NOTIFY_OK should never be a valid response for this notifier the way it's 
currently implemented, it should be NOTIFY_STOP to stop iterating the call 
chain to avoid a double free.  Right now it doesn't matter because only 
oprofile is actually freeing the task_struct and lowmemorykiller should be 
using NOTIFY_DONE.

Then we have a completeness issue if multiple callbacks want to return 
NOTIFY_STOP and an ordering issue if the oprofile callback is invoked 
before lowmemorykiller.

> I'll tell you what my answers are:
> 
>  (a) NOTIFY_DONE is the "ok, everything is fine, you can free the
> task-struct". It's also what that handoff notifier thing returns if
> there are no notifiers registered at all.
> 
>      So the fix to the Android lowmemorykiller is as simple as just
> changing NOTIFY_OK to NOTIFY_DONE, which will mean that the caller
> will properly free the task struct.
> 

I don't think so for Werner's config who also has CONFIG_OPROFILE=y, so 
oprofile would return NOTIFY_OK and queue the task_struct for free, then 
the second notifier callback to the lowmemorykiller would return 
NOTIFY_DONE which would result in put_task_struct() doing free_task() 
itself for a double free.

>      The NOTIFY_OK/NOTIFY_DONE difference really does seem to be just
> "NOTIFY_OK means that I will free the task myself later". That's what
> the oprofile uses, and it frees the task.
> 
>  (b) But the whole interface is a total f*cking mess. If *multiple*
> people return NOTIFY_OK, they're royally fucked. And the whole (and
> only) point of notifiers is that you can register multiple different
> ones independently.
> 
> So quite frankly, the *real* bug is not in that android driver
> (although I'd say that we should just make it return NOTIFY_DONE and
> be done with it).
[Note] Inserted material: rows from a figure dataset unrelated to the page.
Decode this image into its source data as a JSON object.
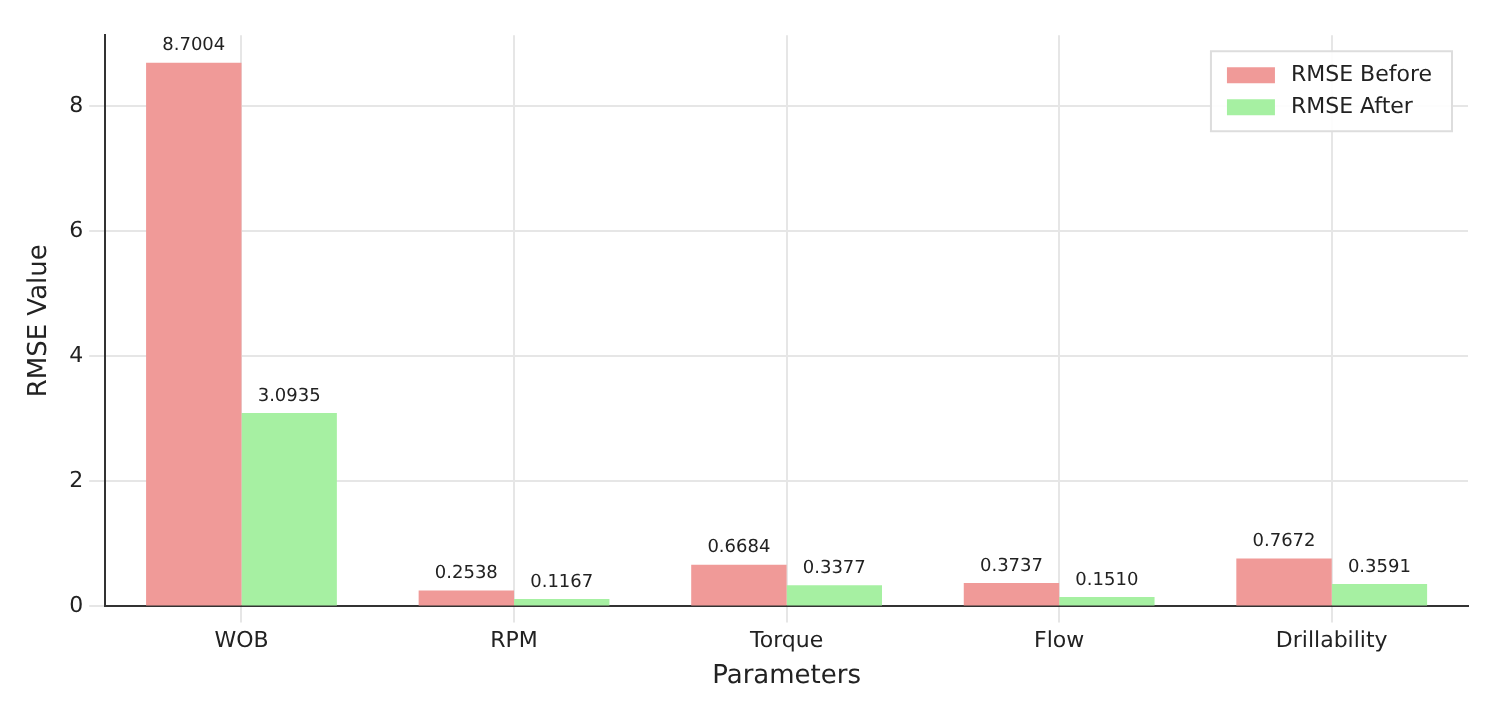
{
  "chart_data": {
    "type": "bar",
    "xlabel": "Parameters",
    "ylabel": "RMSE Value",
    "categories": [
      "WOB",
      "RPM",
      "Torque",
      "Flow",
      "Drillability"
    ],
    "series": [
      {
        "name": "RMSE Before",
        "color": "#f09a98",
        "values": [
          8.7004,
          0.2538,
          0.6684,
          0.3737,
          0.7672
        ],
        "value_labels": [
          "8.7004",
          "0.2538",
          "0.6684",
          "0.3737",
          "0.7672"
        ]
      },
      {
        "name": "RMSE After",
        "color": "#a6f0a2",
        "values": [
          3.0935,
          0.1167,
          0.3377,
          0.151,
          0.3591
        ],
        "value_labels": [
          "3.0935",
          "0.1167",
          "0.3377",
          "0.1510",
          "0.3591"
        ]
      }
    ],
    "ylim": [
      0,
      9.14
    ],
    "yticks": [
      0,
      2,
      4,
      6,
      8
    ],
    "grid": true,
    "legend": "top right"
  }
}
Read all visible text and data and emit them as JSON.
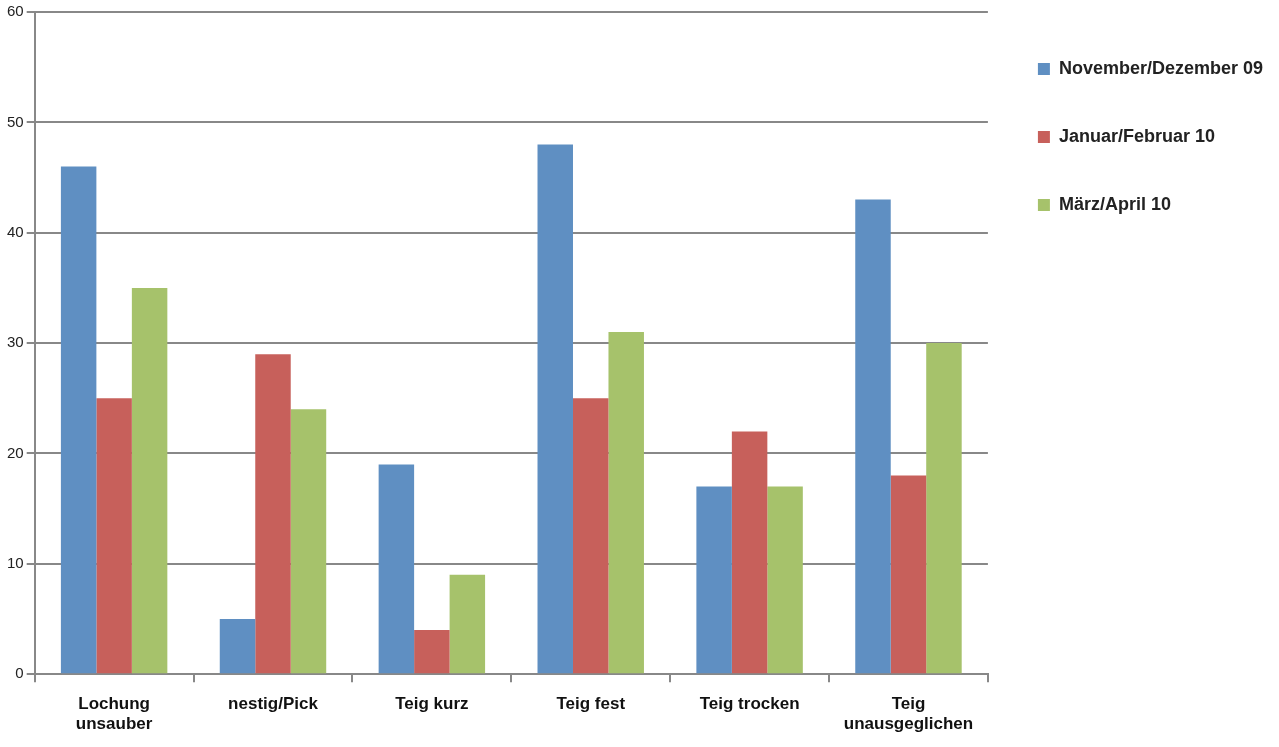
{
  "chart_data": {
    "type": "bar",
    "categories": [
      "Lochung unsauber",
      "nestig/Pick",
      "Teig kurz",
      "Teig fest",
      "Teig trocken",
      "Teig unausgeglichen"
    ],
    "series": [
      {
        "name": "November/Dezember 09",
        "color": "#5f8fc2",
        "values": [
          46,
          5,
          19,
          48,
          17,
          43
        ]
      },
      {
        "name": "Januar/Februar 10",
        "color": "#c7605b",
        "values": [
          25,
          29,
          4,
          25,
          22,
          18
        ]
      },
      {
        "name": "März/April 10",
        "color": "#a6c26b",
        "values": [
          35,
          24,
          9,
          31,
          17,
          30
        ]
      }
    ],
    "ylim": [
      0,
      60
    ],
    "yticks": [
      0,
      10,
      20,
      30,
      40,
      50,
      60
    ],
    "grid": "y",
    "legend": "right"
  }
}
The real bug is that the whole f*cking notifier is a
> mistake, and checking the error return was the biggest mistake of all.
> 

Right, we can't handoff the freeing of the task_struct to more than one 
notifier.  It seems misdesigned from the beginning and what we really want 
is to hijack task->usage for __put_task_struct(task) if we have such a 
notifier callchain and require each one (currently just oprofile) to take 
a reference on task->usage for NOTIFY_OK and then be responsible for 
dropping the reference when it's done with it later instead of requiring 
it to free the task_struct itself.

That's _if_ we want to continue to have such an interface in the first 
place where it's only really necessary right now for oprofile (and, hence, 
wasn't implemented in an extendable way).  I'm thinking the 
lowmemorykiller, as I eluded to, could be written in a way where we can 
detect if a thread we've already killed has exited yet before killing 
another one.  We can't just store a pointer to the task_struct of the 
killed task since it could be reused for a fork later, but we could use 
TIF_MEMDIE like the oom killer does.